Quella sera ero da sola a casa e quando ho mandato il video al tizio con cui avevo fatto coppia, è successa una cosa strana.
Il tizio ha iniziato a scrivermi, a scrivermi, a scrivermi. Di teatro, di capitelli romani, di cene a base di prodotti biologici, citando film, libri e canzoni ed invitandomi a cena.
Io non ne avevo voglia, non “me ne teneva” di uscire con un uomo, stare a prepararmi, dover inventare argomenti per mantenere viva una conversazione che nessuno dei due voleva tenere, uscire, cenare e poi dirgli “senti, non te la do” e non poter spiegare i motivi perché non si devono spiegare i motivi agli sconosciuti.
Ma poi a quella cena ho detto sì, il pomeriggio successivo, forzandomi un poco, perché non è che posso passare tutti i fine settimana in casa a guardare serie tv, ho detto di sì anche perché inizialmente pensavo che il tizio fosse gay e che quindi potevo stare tranquilla di non dover per forza impressionarlo con effetti speciali.
E così sono andata al corso prima, dove una collega appena mi ha vista mi ha sorpresa chiedendomi come mai non uscissi con “il tizio”, che dopo il doppiaggio del giorno precedente tutti avevano mormorato qualcosa sull'intesa tra di noi, mi ha confessato di essere uscita mesi prima con lui, sfumando in meno di 5 minuti l’idea che fosse omosessuale e accendendo una strana curiosità verso di lui. 
Curiosità che era nata da subito, ma che per abitudine e pigrizia avevo tenuto a bada, tanto a me chi mi fila? 
Sto bene da sola, gli uomini mi annoiano, non ho tempo per uscire con qualcuno, sono un pacchetto troppo complicato ed infine non ho alcun istinto primordiale verso il genere maschile universale. 
Siamo andati a cena e non abbiamo smesso di parlare un attimo, quei pochi momenti di silenzio erano pregni di sguardi complici e per niente imbarazzanti. Il tizio si è rivelato un amabile conversatore, siamo riusciti a spaziare dal cibo al vino, dai film alla musica, dai viaggi alla pigrizia più totale senza annoiarmi, senza dover “fare la figa”, senza dover dare spiegazioni, senza che mi tormentasse di domande, le parole uscivano da sole e sembravano starci benissimo.
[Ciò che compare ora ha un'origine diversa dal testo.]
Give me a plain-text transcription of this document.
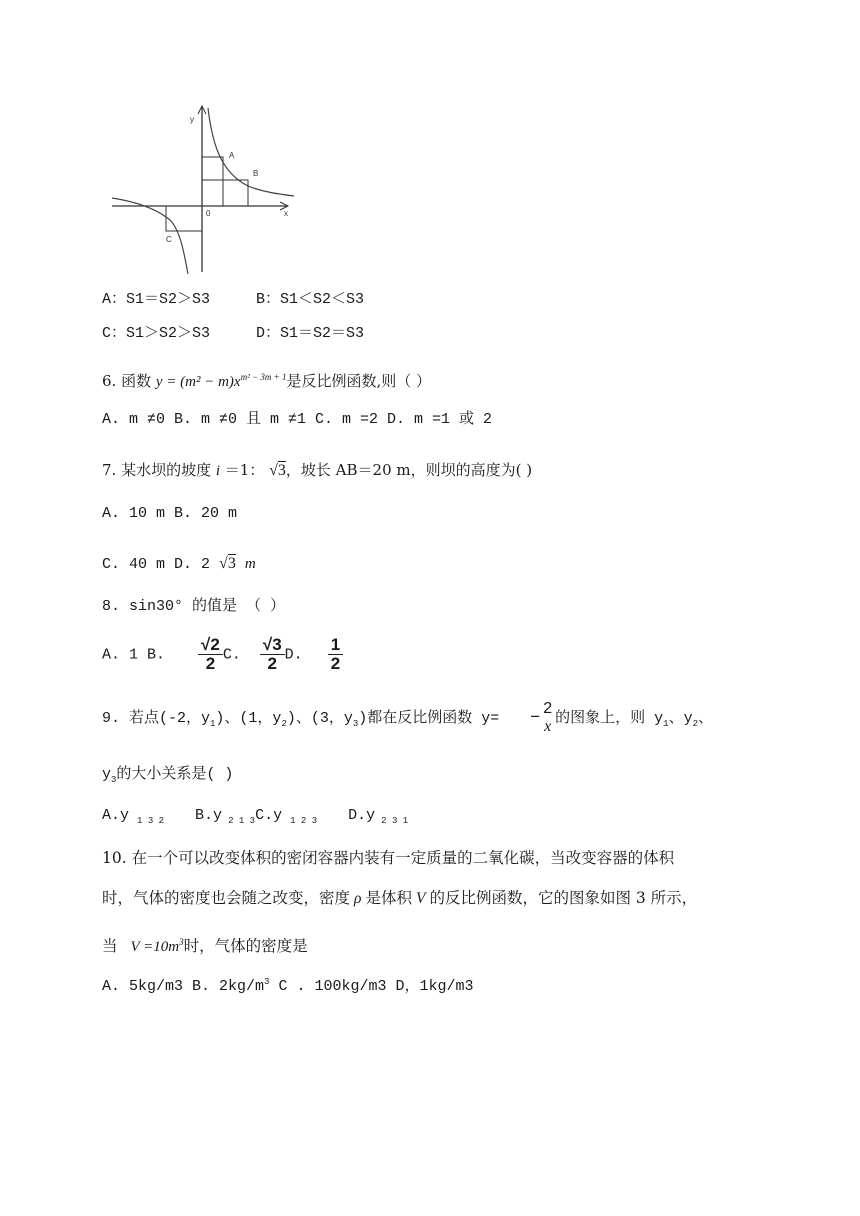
y
x
0
A
B
C
A：S1＝S2＞S3	B：S1＜S2＜S3
C：S1＞S2＞S3	D：S1＝S2＝S3
6. 函数 $y = (m^2 - m)x^{m^2 - 3m + 1}$是反比例函数,则（ ）
A. m ≠0 B. m ≠0 且 m ≠1 C. m =2 D. m =1 或 2
7. 某水坝的坡度 i ＝1： √3，坡长 AB＝20 m，则坝的高度为( )
A. 10 m B. 20 m
C. 40 m D. 2 √3 m
8. sin30° 的值是 （ ）
A. 1 B. $\frac{√2}{2} C$. $\frac{√3}{2} D$. $\frac{1}{2}$
9. 若点(-2，$y_1$)、(1，$y_2$)、(3，$y_3$)都在反比例函数 y= − 2
x 的图象上，则 $y_1$、$y_2$、
$y_3$的大小关系是( )
A.y $_{1 3 2}$ B.y $_{2 1 3}$C.y $_{1 2 3}$ D.y $_{2 3 1}$
10. 在一个可以改变体积的密闭容器内装有一定质量的二氧化碳，当改变容器的体积
时，气体的密度也会随之改变，密度 ρ 是体积 V 的反比例函数，它的图象如图 3 所示，
当 $V =10m^3$时，气体的密度是
A. 5kg/m3 B. $2kg/m^3$ C . 100kg/m3 D，1kg/m3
Chi lo sa come andrà a finire, il tizio continuo a vederlo, continuiamo a parlare, non è passato molto tempo e so benissimo che potrebbe cambiare tutto da un momento all’altro ma del resto chi meglio di me sa che le cose possono cambiare improvvisamente?

Un anno fa me ne stavo buona buona su una poltrona di oncologia al Policlinico a farmi la mia quarta chemioterapia. Esternamente sorridevo, ero allegra, positiva e avevo una gran voglia di tornare in Ecuador da quello che è stato mio marito, marito che se ne stava beato a casa sua sotto l’ala protettiva di sua madre, un anno fa ero triste dentro, spaventata e non potevo mostrarlo.
Un anno dopo sono sul mio letto, c’è qualcuno che non mi chiede nient’altro che io mi voglia bene, sono tranquilla, non mi spavento, sono felice e voglio che tutti lo sappiano.